The survey also indicated most BYOD activity is going on unmanaged. This suggests that corporate IT has work to do to improve their monitoring and security capabilities, especially when it comes to mobile management. 
 
Of those respondents who bring their own devices to work, 17.7 per cent claim that their employers' IT departments do not know. A further 28.4 per cent of respondents said their IT departments actively ignore it is happening. There is a better option to the head-in-the-sand approach. The BYOD trend has given rise to a category of software called Mobile Device Management (MDM). 
 
MDM lets companies track, secure, remote wipe, update, and otherwise manage mobile devices, across all operating systems, including Windows, Macs/iOS, Android, and BlackBerry. While most organisations recognise the need for MDM in world where employee owned devices are proliferating, many have not yet deployed it. 
 
This represents a tremendous opportunity for companies that offer MDM software, including Good Technology, SAP/Sybase, IBM, BoxTone, and many others. It also represents an opportunity for software development firms in emerging markets to enter a profitable new global niche. 
 
 
 
Move with the times 
 
Employee owned devices in the workplace are hardly new, but it is the sheer volume of them owned by employees, entering the enterprise that is changing everything.
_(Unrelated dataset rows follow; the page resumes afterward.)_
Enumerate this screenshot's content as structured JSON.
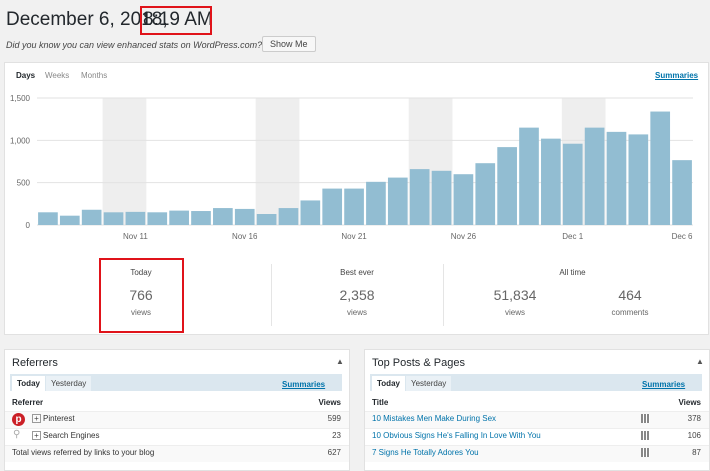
{
  "header": {
    "date": "December 6, 2018,",
    "time": "8:19 AM",
    "notice": "Did you know you can view enhanced stats on WordPress.com?",
    "button": "Show Me"
  },
  "chart": {
    "tabs": [
      "Days",
      "Weeks",
      "Months"
    ],
    "summaries_link": "Summaries",
    "type": "bar",
    "color": "#92bdd2",
    "categories": [
      null,
      null,
      null,
      null,
      "Nov 11",
      null,
      null,
      null,
      null,
      "Nov 16",
      null,
      null,
      null,
      null,
      "Nov 21",
      null,
      null,
      null,
      null,
      "Nov 26",
      null,
      null,
      null,
      null,
      "Dec 1",
      null,
      null,
      null,
      null,
      "Dec 6"
    ],
    "values": [
      150,
      110,
      180,
      150,
      155,
      150,
      170,
      165,
      200,
      190,
      130,
      200,
      290,
      430,
      430,
      510,
      560,
      660,
      640,
      600,
      730,
      920,
      1150,
      1020,
      960,
      1150,
      1100,
      1070,
      1340,
      766
    ],
    "ylim": [
      0,
      1500
    ],
    "yticks": [
      0,
      500,
      {
        "value": 1000,
        "label": "1,000"
      },
      {
        "value": 1500,
        "label": "1,500"
      }
    ],
    "grid": true
  },
  "summary": [
    {
      "label": "Today",
      "items": [
        {
          "value": "766",
          "unit": "views"
        }
      ]
    },
    {
      "label": "Best ever",
      "items": [
        {
          "value": "2,358",
          "unit": "views"
        }
      ]
    },
    {
      "label": "All time",
      "items": [
        {
          "value": "51,834",
          "unit": "views"
        },
        {
          "value": "464",
          "unit": "comments"
        }
      ]
    }
  ],
  "referrers": {
    "title": "Referrers",
    "tabs": [
      "Today",
      "Yesterday"
    ],
    "summaries_link": "Summaries",
    "columns": [
      "Referrer",
      "Views"
    ],
    "rows": [
      [
        "Pinterest",
        "599"
      ],
      [
        "Search Engines",
        "23"
      ],
      [
        "Total views referred by links to your blog",
        "627"
      ]
    ]
  },
  "top_posts": {
    "title": "Top Posts & Pages",
    "tabs": [
      "Today",
      "Yesterday"
    ],
    "summaries_link": "Summaries",
    "columns": [
      "Title",
      "Views"
    ],
    "rows": [
      [
        "10 Mistakes Men Make During Sex",
        "378"
      ],
      [
        "10 Obvious Signs He's Falling In Love With You",
        "106"
      ],
      [
        "7 Signs He Totally Adores You",
        "87"
      ]
    ]
  }
}
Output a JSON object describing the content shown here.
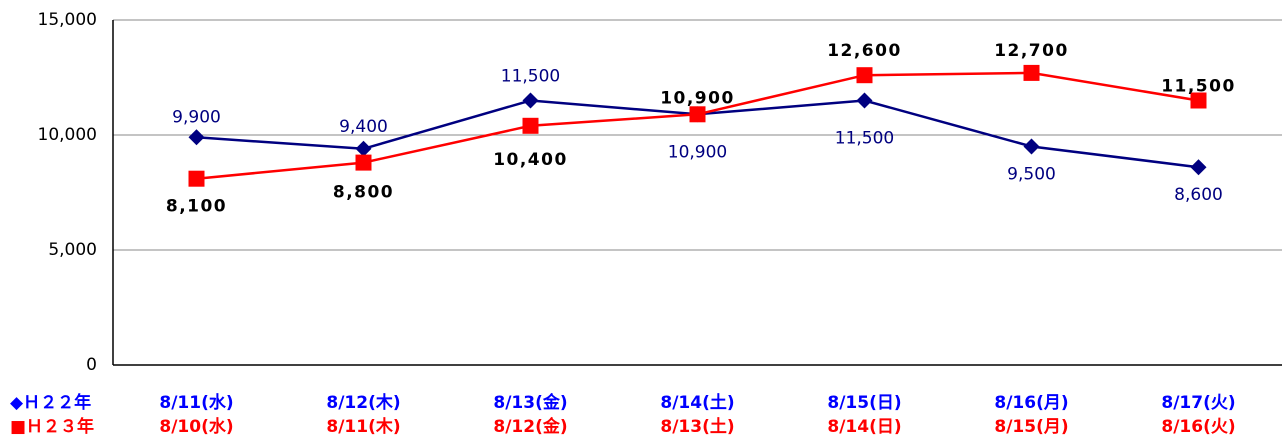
{
  "chart_data": {
    "type": "line",
    "ylim": [
      0,
      15000
    ],
    "yticks": [
      0,
      {
        "value": 5000,
        "label": "5,000"
      },
      {
        "value": 10000,
        "label": "10,000"
      },
      {
        "value": 15000,
        "label": "15,000"
      }
    ],
    "grid": true,
    "series": [
      {
        "name": "◆Ｈ２２年",
        "color": "#000080",
        "marker": "diamond",
        "categories": [
          "8/11(水)",
          "8/12(木)",
          "8/13(金)",
          "8/14(土)",
          "8/15(日)",
          "8/16(月)",
          "8/17(火)"
        ],
        "values": [
          9900,
          9400,
          11500,
          10900,
          11500,
          9500,
          8600
        ],
        "value_labels": [
          "9,900",
          "9,400",
          "11,500",
          "10,900",
          "11,500",
          "9,500",
          "8,600"
        ]
      },
      {
        "name": "■Ｈ２３年",
        "color": "#ff0000",
        "marker": "square",
        "categories": [
          "8/10(水)",
          "8/11(木)",
          "8/12(金)",
          "8/13(土)",
          "8/14(日)",
          "8/15(月)",
          "8/16(火)"
        ],
        "values": [
          8100,
          8800,
          10400,
          10900,
          12600,
          12700,
          11500
        ],
        "value_labels": [
          "8,100",
          "8,800",
          "10,400",
          "10,900",
          "12,600",
          "12,700",
          "11,500"
        ]
      }
    ]
  }
}
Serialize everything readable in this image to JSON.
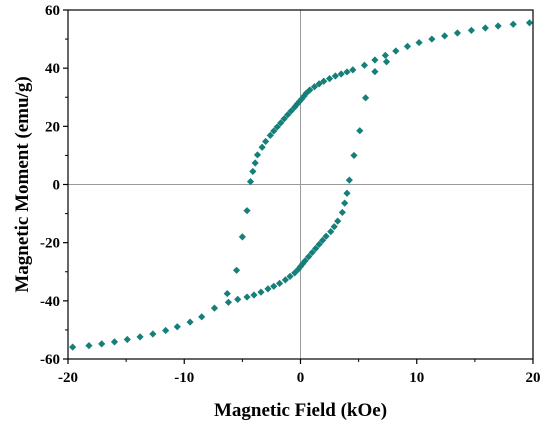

A few years ago, corporate IT managers would have balked at the notion of letting employees bring a variety of devices to work. But IT departments can no longer protect data or networks by owning every device employees use. 
 
Employees will be increasingly working on their own laptops and accessing corporate resources on their own phones and tablets, whether IT likes it or not. In fact, the key to understanding and embracing BYOD is to recognise the value and opportunity it provides to keep employees engaged and connected. Leveraged strategically, BYOD can bring real benefits to employee satisfaction and corporate productivity. 
 
Of course, this can be profitable to both employees and to the business bottom line. 
 
 
 
Bevil Wooding is an Internet strategist with the US-based research firm, Packet Clearing House and the Chief Knowledge Officer at Congress WBN, an international non-profit organisation.